It is ironically entitled 'Zappa plays Zappa-Tour de Frank!', the festival in honour of Frank Zappa organised and held by the close heirs of the brilliant Californian musician who died in 1993 at the age of 53: his sons Dweezil and Ahmet and his widow Gail.

The tour will start on 25 October at the Olympic Pavillion in Barcelona and will stop in Italy in Milan and Rome, respectively, on 27 October (at the Forum di Assago) and 28 October (Palalottomatica). The tour promises Zappa-style surprises, 'world's most spectacular entertainment trappings', 'thrills of mysterious delights'.

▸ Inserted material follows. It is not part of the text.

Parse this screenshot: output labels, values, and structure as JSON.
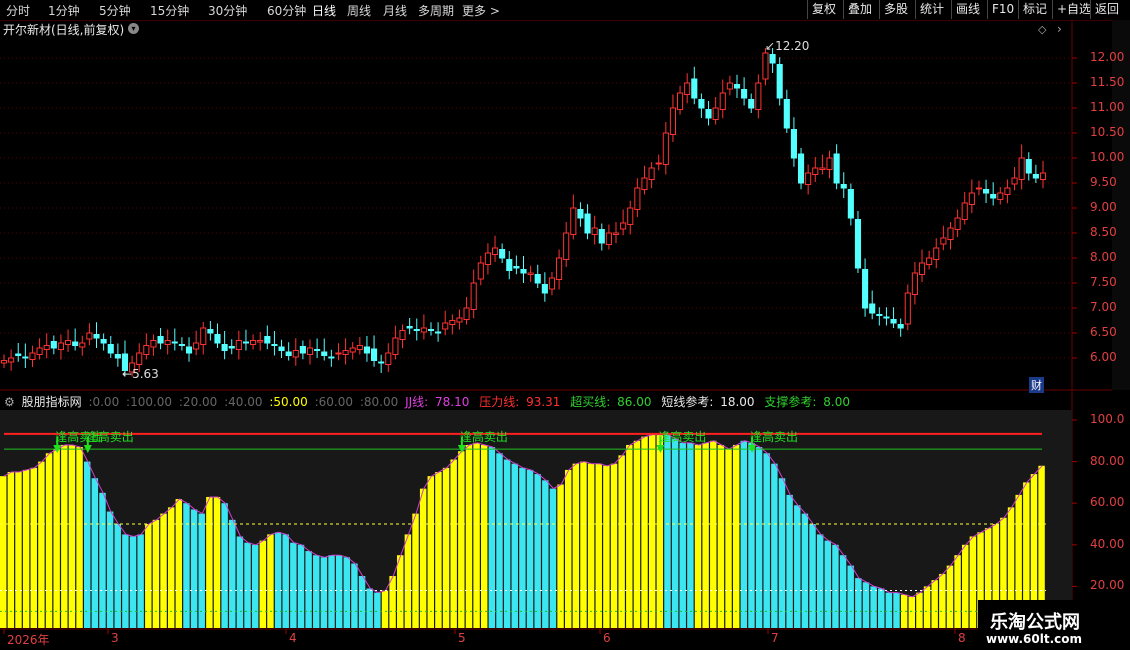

Ahmet Zappa, author of TV programmes and dramas, wrestling expert and member of Z, the band he formed with his brother Dweezil, already worked during the last years of his father's life. 'The first music I listened to was my father's,' he explained, 'I would often fall asleep in his studio, the Utility Muffin Research Kitchen, so I could spend more time near him while he worked at night. There are a lot of people who don't know what my father's music was like and still is: he was a musical genius and I think it's important to bring Frank's message to the younger generation.

'We don't like the way my father's music is misunderstood and misrepresented in the newspapers today,' Dweezil added. 'The newspapers continue to perpetuate the image of Zappa with a joint, but it was well known that Frank was against drugs. Rather than continue to send out false, offensive and irresponsible images, we prefer that people really know who my father was through his music'. His opinion is in line, moreover, with that of his father who said that 'music journalism is done by a series of people who can't write, who interview a series of people who can't speak, for a series of people who can't read. Writing about music is like dancing about architecture'.

"We don't think of the tour as a family affair," said Frank's widow, Gail, "The only family affair we're interested in is choosing freedom, investing in ourselves, in the things we consider talents and gifts. If Frank were here, he would be sorry: because he would want to do this tour. Perhaps, had he been here, he would have apostrophised the fans of the 'Zappa plays Zappa', who will come to applaud his music, with one of the phrases he used during a concert when he saw the boys clapping their hands in time: 'Do you have any idea how stupid you look when you're doing this?